You’ve read the features, you’ve seen the opportunities on our website, but what’s it really like to be an apprentice?
We thought we’d have a chat with a couple of apprentices from O2 to find out what they get up to and whether they’d recommend it to other people. After all, there’s no better way to gain skills for work than learning on the job…
Jo Douse had the opportunity to go to university but chose to do an apprenticeship instead. “I decided I’d rather get started on my career path early rather than go to university and study a degree that I probably wouldn’t end up having a job using,” he says. Jo’s coming to the end of a higher apprenticeship, which mean he’s spent three years doing placements in various departments at O2, including working on the launch of their 4G services and his current placement in project management.
And it sounds like he’s been kept pretty busy during his time at O2: “I’ve got about three projects I’m managing at the moment,” he says. “I’m working with a small team of engineers, liaising with clients and programme managers to plan projects. It’s also my responsibility to deal with stakeholders in these projects to make sure they’re all happy.”

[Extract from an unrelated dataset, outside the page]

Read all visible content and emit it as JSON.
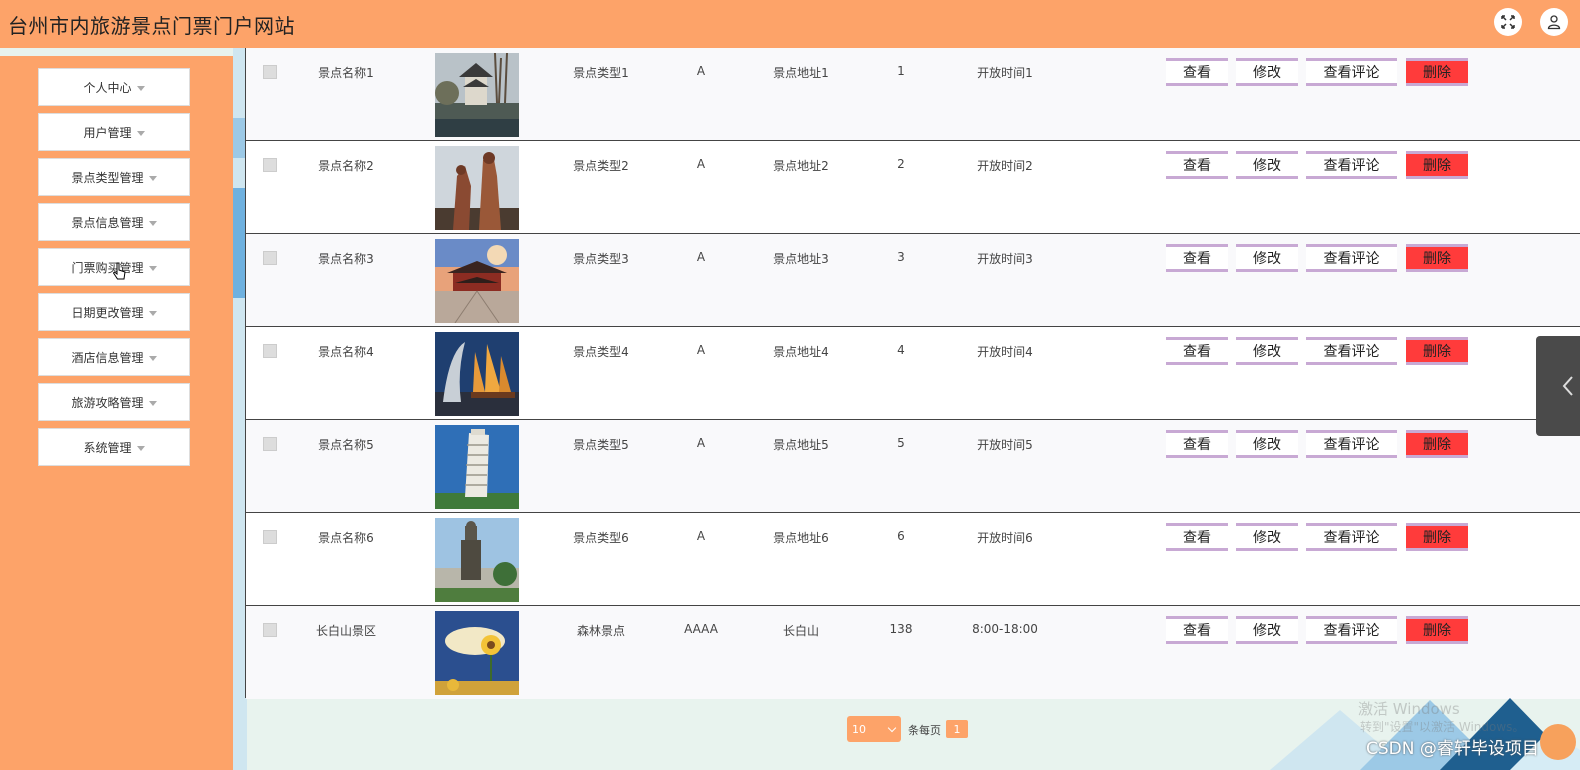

Through his higher apprenticeship, Jo also studies for a foundation degree with the Open University, but has found it tough to manage his time between studying and working. “We get given a day a week to work on our degree but obviously there is self-study time as well after work,” he explains. “You have to be quite strict and make sure you actually do the work and don’t get behind. But those time management skills are useful in your career as well.”

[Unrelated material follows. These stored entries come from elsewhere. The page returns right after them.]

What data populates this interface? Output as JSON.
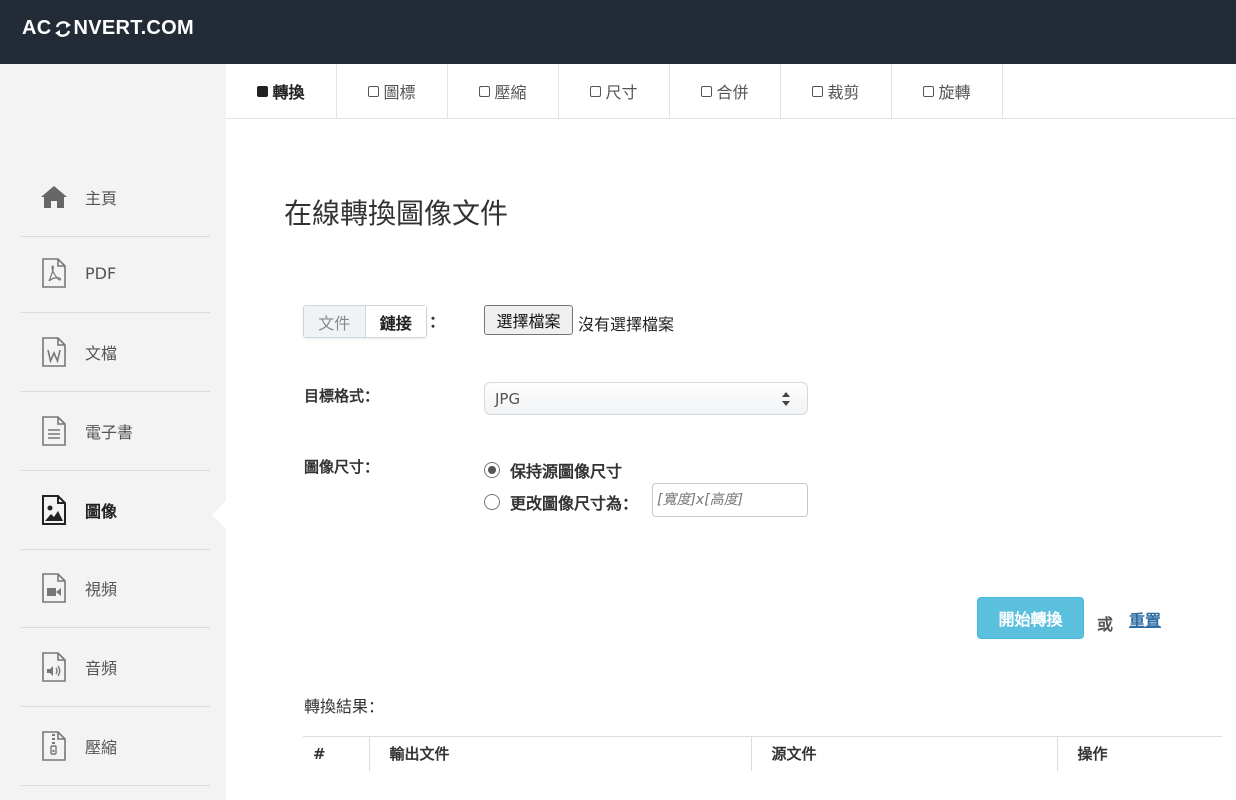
{
  "brand": {
    "logo_prefix": "AC",
    "logo_suffix": "NVERT.COM",
    "logo_icon": "refresh-arrows-icon"
  },
  "colors": {
    "topbar": "#222b36",
    "accent_button": "#5bc0de",
    "link": "#2e6da4"
  },
  "sidebar": {
    "items": [
      {
        "label": "主頁",
        "icon": "home-icon"
      },
      {
        "label": "PDF",
        "icon": "pdf-file-icon"
      },
      {
        "label": "文檔",
        "icon": "word-document-icon"
      },
      {
        "label": "電子書",
        "icon": "ebook-icon"
      },
      {
        "label": "圖像",
        "icon": "image-file-icon",
        "active": true
      },
      {
        "label": "視頻",
        "icon": "video-file-icon"
      },
      {
        "label": "音頻",
        "icon": "audio-file-icon"
      },
      {
        "label": "壓縮",
        "icon": "archive-file-icon"
      }
    ]
  },
  "tabs": [
    {
      "label": "轉換",
      "active": true
    },
    {
      "label": "圖標"
    },
    {
      "label": "壓縮"
    },
    {
      "label": "尺寸"
    },
    {
      "label": "合併"
    },
    {
      "label": "裁剪"
    },
    {
      "label": "旋轉"
    }
  ],
  "page": {
    "title": "在線轉換圖像文件"
  },
  "source": {
    "seg_file": "文件",
    "seg_link": "鏈接",
    "colon": "：",
    "choose_file": "選擇檔案",
    "no_file": "沒有選擇檔案"
  },
  "format": {
    "label": "目標格式：",
    "selected": "JPG"
  },
  "size": {
    "label": "圖像尺寸：",
    "keep_label": "保持源圖像尺寸",
    "change_label": "更改圖像尺寸為：",
    "placeholder": "[寬度]x[高度]"
  },
  "actions": {
    "convert": "開始轉換",
    "or": "或",
    "reset": "重置"
  },
  "results": {
    "label": "轉換結果：",
    "columns": [
      "#",
      "輸出文件",
      "源文件",
      "操作"
    ]
  }
}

Even when he is finding it a bit tough, Jo says that the support O2 gives him is great: “I’ve had a good manager as well as various mentors in the business who’ve really helped me pick up skills and decide what I want to do with my career,” he says. “Even the other apprentices help you out – they understand what you’re going through and are in the best position to offer advice.”
Joanne Powell’s on the advanced apprentice programme, which is very similar to the higher programme but is just two years as opposed to three and apprentices work towards a BTEC qualification, rather than a foundation degree. Joanne decided to do an apprenticeship as, at the end of her A-levels, she felt like her college was pushing her into university but she wasn’t sure what she wanted to do.

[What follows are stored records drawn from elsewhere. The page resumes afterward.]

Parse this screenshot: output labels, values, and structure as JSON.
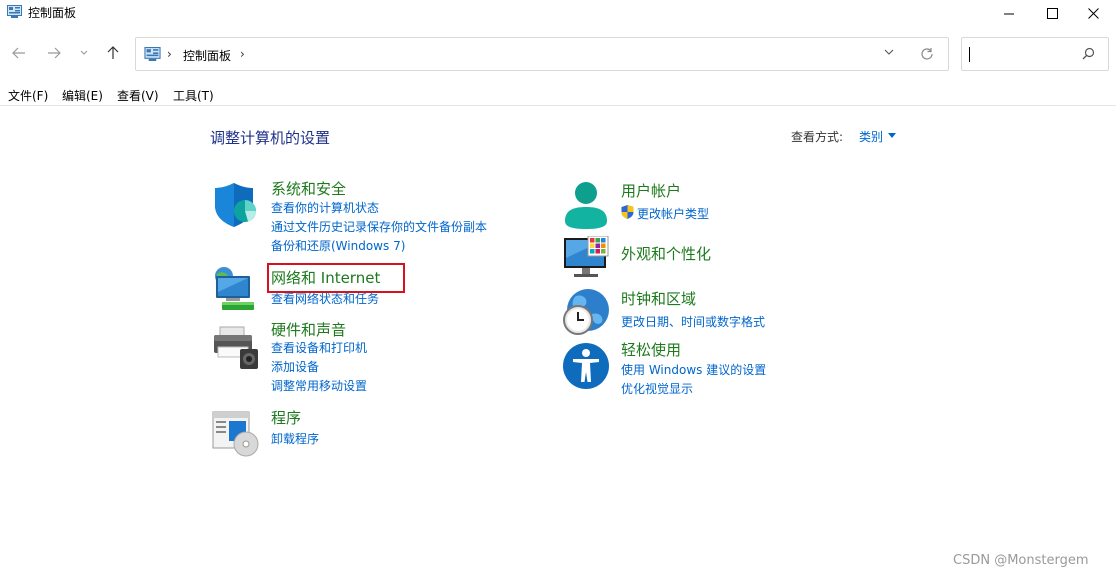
{
  "window": {
    "title": "控制面板"
  },
  "nav": {
    "breadcrumb": "控制面板",
    "separator": "›",
    "search_placeholder": ""
  },
  "menu": [
    "文件(F)",
    "编辑(E)",
    "查看(V)",
    "工具(T)"
  ],
  "content": {
    "title": "调整计算机的设置",
    "viewby_label": "查看方式:",
    "viewby_value": "类别"
  },
  "categories": [
    {
      "title": "系统和安全",
      "icon": "shield-icon",
      "links": [
        "查看你的计算机状态",
        "通过文件历史记录保存你的文件备份副本",
        "备份和还原(Windows 7)"
      ]
    },
    {
      "title": "网络和 Internet",
      "icon": "network-icon",
      "links": [
        "查看网络状态和任务"
      ]
    },
    {
      "title": "硬件和声音",
      "icon": "printer-icon",
      "links": [
        "查看设备和打印机",
        "添加设备",
        "调整常用移动设置"
      ]
    },
    {
      "title": "程序",
      "icon": "programs-icon",
      "links": [
        "卸载程序"
      ]
    },
    {
      "title": "用户帐户",
      "icon": "user-icon",
      "links": [
        "更改帐户类型"
      ]
    },
    {
      "title": "外观和个性化",
      "icon": "monitor-icon",
      "links": []
    },
    {
      "title": "时钟和区域",
      "icon": "clock-globe-icon",
      "links": [
        "更改日期、时间或数字格式"
      ]
    },
    {
      "title": "轻松使用",
      "icon": "accessibility-icon",
      "links": [
        "使用 Windows 建议的设置",
        "优化视觉显示"
      ]
    }
  ],
  "watermark": "CSDN @Monstergem",
  "colors": {
    "category_title": "#1d7a1d",
    "link": "#0066cc",
    "page_title": "#1e3287",
    "highlight": "#d4131f"
  }
}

“I didn’t want to spend three years of my life studying a subject I didn’t know I wanted a career in,” she says, although she admits that she wasn’t specifically looking for a tech job when she saw the O2 apprenticeships being advertised. “I wanted to look for companies that were well-known and had a developed apprenticeship scheme in place. O2 looked really good and there’s a guaranteed job at the end as well as all the experience you get.”
She’s currently working in the supply chain department, specifically on the O2 Recycle campaign. “It’s a lot about partner relationships and working with external suppliers,” she explains. “A colleague and I manage the relationship between us and the external company who run O2 Recycle. We need to make sure that they’re delivering what they said they would in the contract and any issues that come up, we’re the first point of contact at O2.”
One of the best things about doing an apprenticeship is that you get to experience a lot of different parts of the company; Joanne’s worked in messaging and services and security and access control (which is all about helping O2 employees work from home) and she says that those placements helped her to work out where she might like to work when her apprenticeship finishes later this year.
Because of her experience, Joanne promotes the apprenticeship programme at schools and various events around the country. “I know when I was younger my college and school were really pushing everyone towards university and there wasn’t really anything out there to promote apprenticeships, but they really are a great opportunity,” she says.